A Piazza Affari bene l'healthcare e Stellantis, -4% Bitcoin

(Il Sole 24 Ore Radiocor) - Milano, 05 dic - L'atteso dato sull'inflazione negli Stati Uniti, in linea con le previsioni, non ha portato novità di rilievo e le Borse europee hanno chiuso senza slancio l'ultima seduta della settimana mentre l'attenzione degli investitori è ora tutta rivolta alla riunione della Federal Reserve della prossima settimana. Il Ftse Mib arretra sotto la parità sul finale e termina gli scambi in calo dello 0,2%.

Il dato Pce (personal consumption expenditures price index), misura preferita dalla Fed per calcolare l'inflazione, da tempo posticipato a causa dello shutdown federale, è cresciuto a settembre dello 0,3% e del 2,8% annuo, in linea con le attese. Seppure datato, l'indicatore lascia pochi dubbi sulla decisione della Fed del prossimo 10 dicembre, con le probabilità di una sforbiciata al costo del denaro pari all'87,2%, secondo le elaborazioni di Cme FedWatch.

"Le prospettive economiche, o meglio quello che possiamo ricostruire in assenza di dati ufficiali a causa dello shutdown del governo federale, non mostrano cambiamenti significativi. Al momento, riteniamo che il Fomc effettuerà un ulteriore taglio dei tassi a dicembre, poiché le ragioni che hanno guidato le decisioni nelle due riunioni precedenti dovrebbero continuare a prevalere" commenta Vincent Reinhart, chief economist di Bny Investments. "Dato che l'inflazione non è aumentata più del previsto, i funzionari della Fed sono propensi ad accettare che i dazi avranno per lo più un effetto una tantum sui prezzi e vorranno acquistare una qualche forma di assicurazione contro esiti negativi sull'occupazione".
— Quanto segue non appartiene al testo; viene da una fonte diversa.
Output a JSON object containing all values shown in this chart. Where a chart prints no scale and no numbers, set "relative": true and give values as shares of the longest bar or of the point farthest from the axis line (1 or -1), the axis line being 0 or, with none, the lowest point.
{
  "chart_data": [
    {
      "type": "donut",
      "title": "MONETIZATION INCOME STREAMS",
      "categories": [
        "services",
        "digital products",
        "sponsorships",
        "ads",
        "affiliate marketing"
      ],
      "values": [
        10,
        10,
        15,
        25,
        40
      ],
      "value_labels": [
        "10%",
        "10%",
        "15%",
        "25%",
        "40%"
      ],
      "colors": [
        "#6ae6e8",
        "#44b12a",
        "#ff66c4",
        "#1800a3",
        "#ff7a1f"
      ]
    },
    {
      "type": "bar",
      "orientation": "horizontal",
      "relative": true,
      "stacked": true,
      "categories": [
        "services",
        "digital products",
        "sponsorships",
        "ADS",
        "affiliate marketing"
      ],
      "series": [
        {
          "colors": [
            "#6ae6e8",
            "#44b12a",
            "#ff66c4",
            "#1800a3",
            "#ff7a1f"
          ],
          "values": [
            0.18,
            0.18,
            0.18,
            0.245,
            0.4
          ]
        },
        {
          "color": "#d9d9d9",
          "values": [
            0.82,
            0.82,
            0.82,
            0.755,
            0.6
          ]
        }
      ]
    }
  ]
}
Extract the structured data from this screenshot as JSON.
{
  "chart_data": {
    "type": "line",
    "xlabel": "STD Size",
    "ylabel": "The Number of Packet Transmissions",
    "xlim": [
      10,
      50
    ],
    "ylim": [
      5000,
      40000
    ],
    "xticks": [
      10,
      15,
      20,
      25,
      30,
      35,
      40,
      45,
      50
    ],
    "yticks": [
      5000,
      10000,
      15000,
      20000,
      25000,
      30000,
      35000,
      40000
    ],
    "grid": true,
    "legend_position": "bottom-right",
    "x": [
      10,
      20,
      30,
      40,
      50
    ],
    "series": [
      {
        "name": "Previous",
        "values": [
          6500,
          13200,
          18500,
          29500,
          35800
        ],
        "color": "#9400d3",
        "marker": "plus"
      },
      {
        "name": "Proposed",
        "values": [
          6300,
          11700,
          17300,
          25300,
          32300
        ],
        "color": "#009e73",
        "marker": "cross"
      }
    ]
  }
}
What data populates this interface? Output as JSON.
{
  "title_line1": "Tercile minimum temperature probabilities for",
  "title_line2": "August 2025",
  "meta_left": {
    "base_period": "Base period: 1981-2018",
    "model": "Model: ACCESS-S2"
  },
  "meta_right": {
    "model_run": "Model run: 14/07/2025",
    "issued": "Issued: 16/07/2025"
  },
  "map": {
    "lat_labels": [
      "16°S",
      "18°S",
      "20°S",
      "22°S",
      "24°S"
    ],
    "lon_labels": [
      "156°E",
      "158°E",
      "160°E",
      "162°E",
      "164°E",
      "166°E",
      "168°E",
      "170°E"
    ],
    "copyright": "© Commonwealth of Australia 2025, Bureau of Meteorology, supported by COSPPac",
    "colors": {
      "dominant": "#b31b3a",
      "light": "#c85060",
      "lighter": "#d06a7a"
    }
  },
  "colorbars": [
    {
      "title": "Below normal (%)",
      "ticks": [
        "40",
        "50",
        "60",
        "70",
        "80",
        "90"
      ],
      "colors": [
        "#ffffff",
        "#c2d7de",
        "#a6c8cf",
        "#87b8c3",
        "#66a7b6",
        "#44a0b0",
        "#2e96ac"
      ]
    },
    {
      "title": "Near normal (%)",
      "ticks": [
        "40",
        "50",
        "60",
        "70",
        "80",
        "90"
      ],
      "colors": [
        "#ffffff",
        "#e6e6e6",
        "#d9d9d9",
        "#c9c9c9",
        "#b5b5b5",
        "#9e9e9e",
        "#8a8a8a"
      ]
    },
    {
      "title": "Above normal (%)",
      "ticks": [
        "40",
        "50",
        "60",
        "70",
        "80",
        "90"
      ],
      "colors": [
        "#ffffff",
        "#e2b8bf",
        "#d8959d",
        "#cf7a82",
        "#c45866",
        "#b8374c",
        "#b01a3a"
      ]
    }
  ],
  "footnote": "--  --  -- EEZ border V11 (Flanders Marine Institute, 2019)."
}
A Piazza Affari domina il settore farmaceutico, con Diasorin in testa al listino in progresso del 3,6%, mentre fa bene anche Amplifon (+3,46%). Prosegue la serie di rialzi di Stellantis (+2,26%), promossa dagli analisti di Dz Bank. Guadagni anche per Prysmian (+0,57%), spinta dal giudizio degli analisti di Bofa. Il doppio downgrade di Jp Morgan frena invece Eni (-1,52%). Pesante il comparto bancario, con le vendite che penalizzano in particolare Mediobanca (-1,94%) e Fineco (-1,5%).

Sul mercato valutario, l'euro è poco mosso contro il dollaro a 1,1651 da 1,1674 ieri in chiusura. Perde terreno lo yen nonostante le indiscrezioni di un possibile rialzo dei tassi da parte della BoJ: la valuta nipponica incrocia l'euro a 180,883 (-0,21%) e il dollaro a 155,277 (-0,14%). Vendite sul Bitcoin, che arretra del 4,4% a 88.380 dollari.

Sul fronte dell'energia, avanza il prezzo del petrolio, con il future per gennaio sul Wti a 60,43 dollari al barile (+1,3%) e il contratto febbraio sul Brent a 63,21 (+1,25%). Il prezzo del gas europeo si muove sui minimi da marzo 2022, e sulla piattaforma Ttf di Amsterdam vale 27,15 euro al megawattora (+0,2%). Torna infine a salire il prezzo dell'oro, con il contratto spot a 4.243 dollari l'oncia (+0,82%).